When someone came in to tell us that it was time to go, she was not happy at the moment (from something else that happened, but I can't remember!), so she didn't get into telling us good-bye.  It was sad for me, and the bus ride home with all the other families (who had also just said good-bye to their little ones) was silent.  I wish we had more time.  But, I was glad that she wasn't torn up about saying good-bye to us. She is SO happy there and I am VERY thankful she is so connected to the special mommies and so very loved where she is.    I had envisioned it being HORRIBLE to leave her...that she would be devastated...and it just was not like that.  I am so glad because the thing that I was most torn up about is all of the pain and loss she has suffered in her little life...I didn't know how she would know that we are COMING BACK.  I just thought that she would think we were leaving her, too.  So, it was sad for me, but I am so glad that it wasn't sad for her.  We just left like we did every other day we were there.

...

The flight home...I felt like my heart was literally ripped in two and part of it was in the US with the other kids and part of it was in Ethiopia with "N."  It was terrible.  Still is.  We miss her so much.  Trusting in God's timing.  Trusting in His provision.  Trusting that He is taking care of her and us.  Begging Him to be supernaturally knitting her heart to ours in our time apart.

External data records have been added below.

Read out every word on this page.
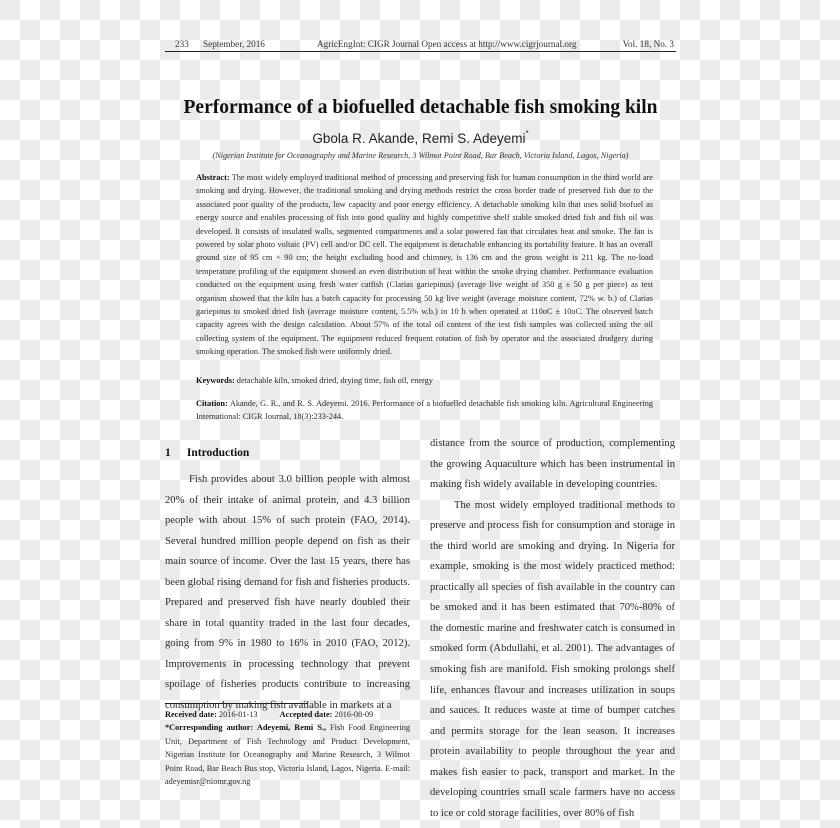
233 September, 2016	AgricEngInt: CIGR Journal Open access at http://www.cigrjournal.org	Vol. 18, No. 3
Performance of a biofuelled detachable fish smoking kiln
Gbola R. Akande, Remi S. Adeyemi*
(Nigerian Institute for Oceanography and Marine Research, 3 Wilmot Point Road, Bar Beach, Victoria Island, Lagos, Nigeria)
Abstract: The most widely employed traditional method of processing and preserving fish for human consumption in the third world are smoking and drying. However, the traditional smoking and drying methods restrict the cross border trade of preserved fish due to the associated poor quality of the products, low capacity and poor energy efficiency. A detachable smoking kiln that uses solid biofuel as energy source and enables processing of fish into good quality and highly competitive shelf stable smoked dried fish and fish oil was developed. It consists of insulated walls, segmented compartments and a solar powered fan that circulates heat and smoke. The fan is powered by solar photo voltaic (PV) cell and/or DC cell. The equipment is detachable enhancing its portability feature. It has an overall ground size of 95 cm × 90 cm; the height excluding hood and chimney, is 136 cm and the gross weight is 211 kg. The no-load temperature profiling of the equipment showed an even distribution of heat within the smoke drying chamber. Performance evaluation conducted on the equipment using fresh water catfish (Clarias gariepinus) (average live weight of 350 g ± 50 g per piece) as test organism showed that the kiln has a batch capacity for processing 50 kg live weight (average moisture content, 72% w. b.) of Clarias gariepinus to smoked dried fish (average moisture content, 5.5% w.b.) in 10 h when operated at 110oC ± 10oC. The observed batch capacity agrees with the design calculation. About 57% of the total oil content of the test fish samples was collected using the oil collecting system of the equipment. The equipment reduced frequent rotation of fish by operator and the associated drudgery during smoking operation. The smoked fish were uniformly dried.
Keywords: detachable kiln, smoked dried, drying time, fish oil, energy
Citation: Akande, G. R., and R. S. Adeyemi. 2016. Performance of a biofuelled detachable fish smoking kiln. Agricultural Engineering International: CIGR Journal, 18(3):233-244.
1 Introduction

Fish provides about 3.0 billion people with almost 20% of their intake of animal protein, and 4.3 billion people with about 15% of such protein (FAO, 2014). Several hundred million people depend on fish as their main source of income. Over the last 15 years, there has been global rising demand for fish and fisheries products. Prepared and preserved fish have nearly doubled their share in total quantity traded in the last four decades, going from 9% in 1980 to 16% in 2010 (FAO, 2012). Improvements in processing technology that prevent spoilage of fisheries products contribute to increasing consumption by making fish available in markets at a

distance from the source of production, complementing the growing Aquaculture which has been instrumental in making fish widely available in developing countries.

The most widely employed traditional methods to preserve and process fish for consumption and storage in the third world are smoking and drying. In Nigeria for example, smoking is the most widely practiced method: practically all species of fish available in the country can be smoked and it has been estimated that 70%-80% of the domestic marine and freshwater catch is consumed in smoked form (Abdullahi, et al. 2001). The advantages of smoking fish are manifold. Fish smoking prolongs shelf life, enhances flavour and increases utilization in soups and sauces. It reduces waste at time of bumper catches and permits storage for the lean season. It increases protein availability to people throughout the year and makes fish easier to pack, transport and market. In the developing countries small scale farmers have no access to ice or cold storage facilities, over 80% of fish

Received date: 2016-01-13	Accepted date: 2016-08-09
*Corresponding author: Adeyemi, Remi S., Fish Food Engineering Unit, Department of Fish Technology and Product Development, Nigerian Institute for Oceanography and Marine Research, 3 Wilmot Point Road, Bar Beach Bus stop, Victoria Island, Lagos, Nigeria. E-mail: adeyemisr@niomr.gov.ng
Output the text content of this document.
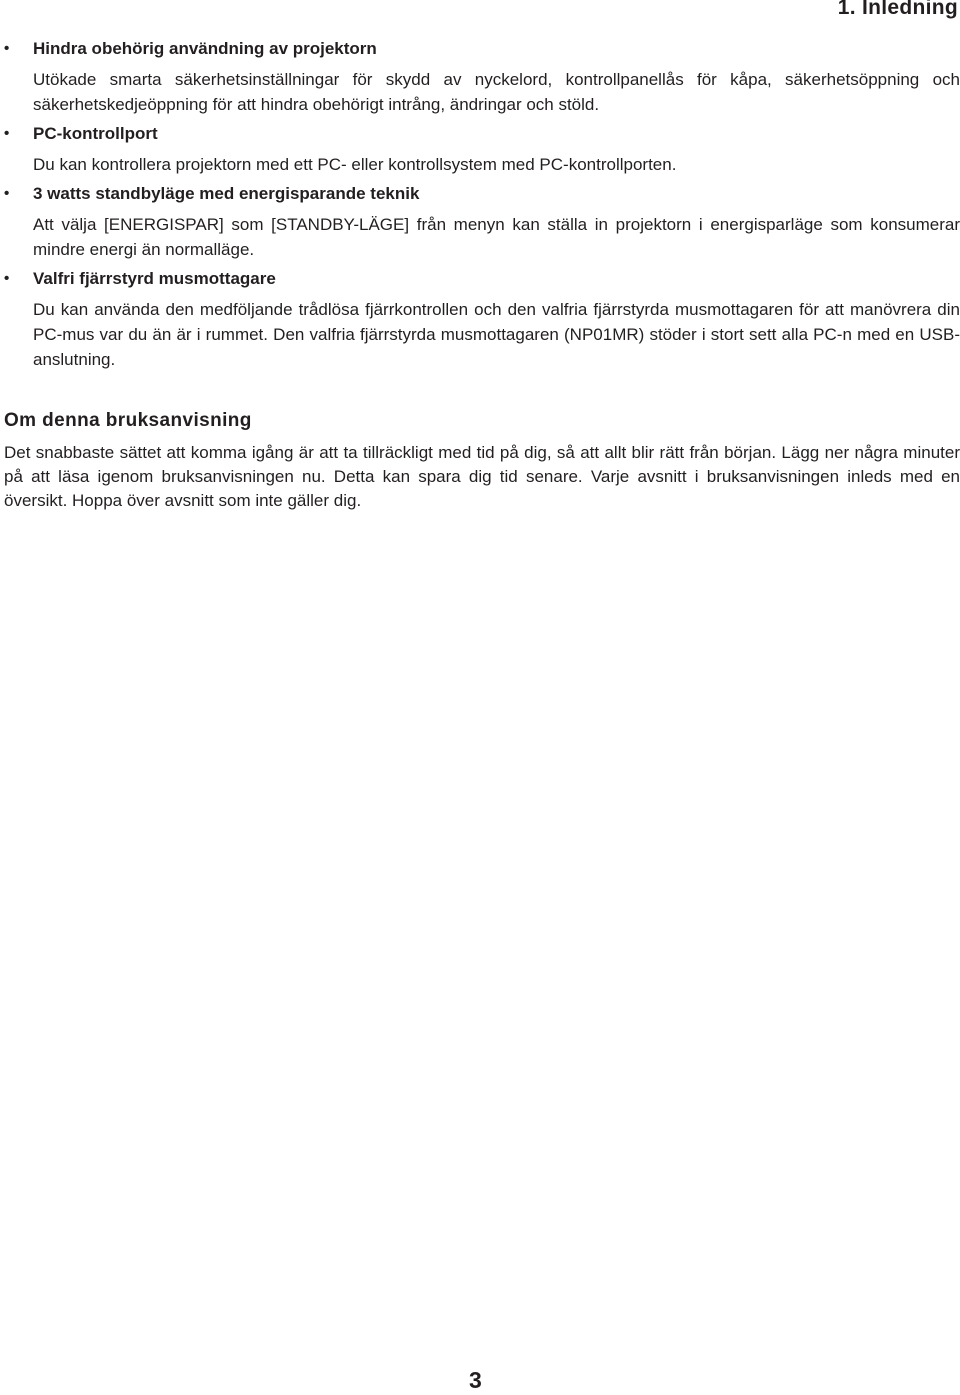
1. Inledning
• Hindra obehörig användning av projektorn

Utökade smarta säkerhetsinställningar för skydd av nyckelord, kontrollpanellås för kåpa, säkerhetsöppning och säkerhetskedjeöppning för att hindra obehörigt intrång, ändringar och stöld.

• PC-kontrollport

Du kan kontrollera projektorn med ett PC- eller kontrollsystem med PC-kontrollporten.

• 3 watts standbyläge med energisparande teknik

Att välja [ENERGISPAR] som [STANDBY-LÄGE] från menyn kan ställa in projektorn i energisparläge som konsumerar mindre energi än normalläge.

• Valfri fjärrstyrd musmottagare

Du kan använda den medföljande trådlösa fjärrkontrollen och den valfria fjärrstyrda musmottagaren för att manövrera din PC-mus var du än är i rummet. Den valfria fjärrstyrda musmottagaren (NP01MR) stöder i stort sett alla PC-n med en USB-anslutning.

Om denna bruksanvisning

Det snabbaste sättet att komma igång är att ta tillräckligt med tid på dig, så att allt blir rätt från början. Lägg ner några minuter på att läsa igenom bruksanvisningen nu. Detta kan spara dig tid senare. Varje avsnitt i bruksanvisningen inleds med en översikt. Hoppa över avsnitt som inte gäller dig.

3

I can't wait to be back on a plane headed to bring her to her forever home.

Here are some pictures of some people who have been so influential in "N's" life:


This is "T."  I NEVER learned how to pronounce her name correctly, so she said I could just call her "T."  She is wonderful!  She was the expert on our little girl's file/history, and she was SO HELPFUL!!!


This is Was.  Everyone LOVES Was!  He is our driver, speaks English really well, knows a lot about everything going on, and he is all the kids FAVORITE playmate!!


And...this is the amazing and famous Almaz.  OHHH, Almaz!!!!!  I heard incredible things about her and couldn't wait to meet her and she truly is so amazing.  She loves these children and advocates for them SO well!  She is from Ethiopia, but was in the states for many years and felt the Lord leading her back to Ethiopia.  She followed Him, and He has done amazing things through her!  I am so thankful for this woman!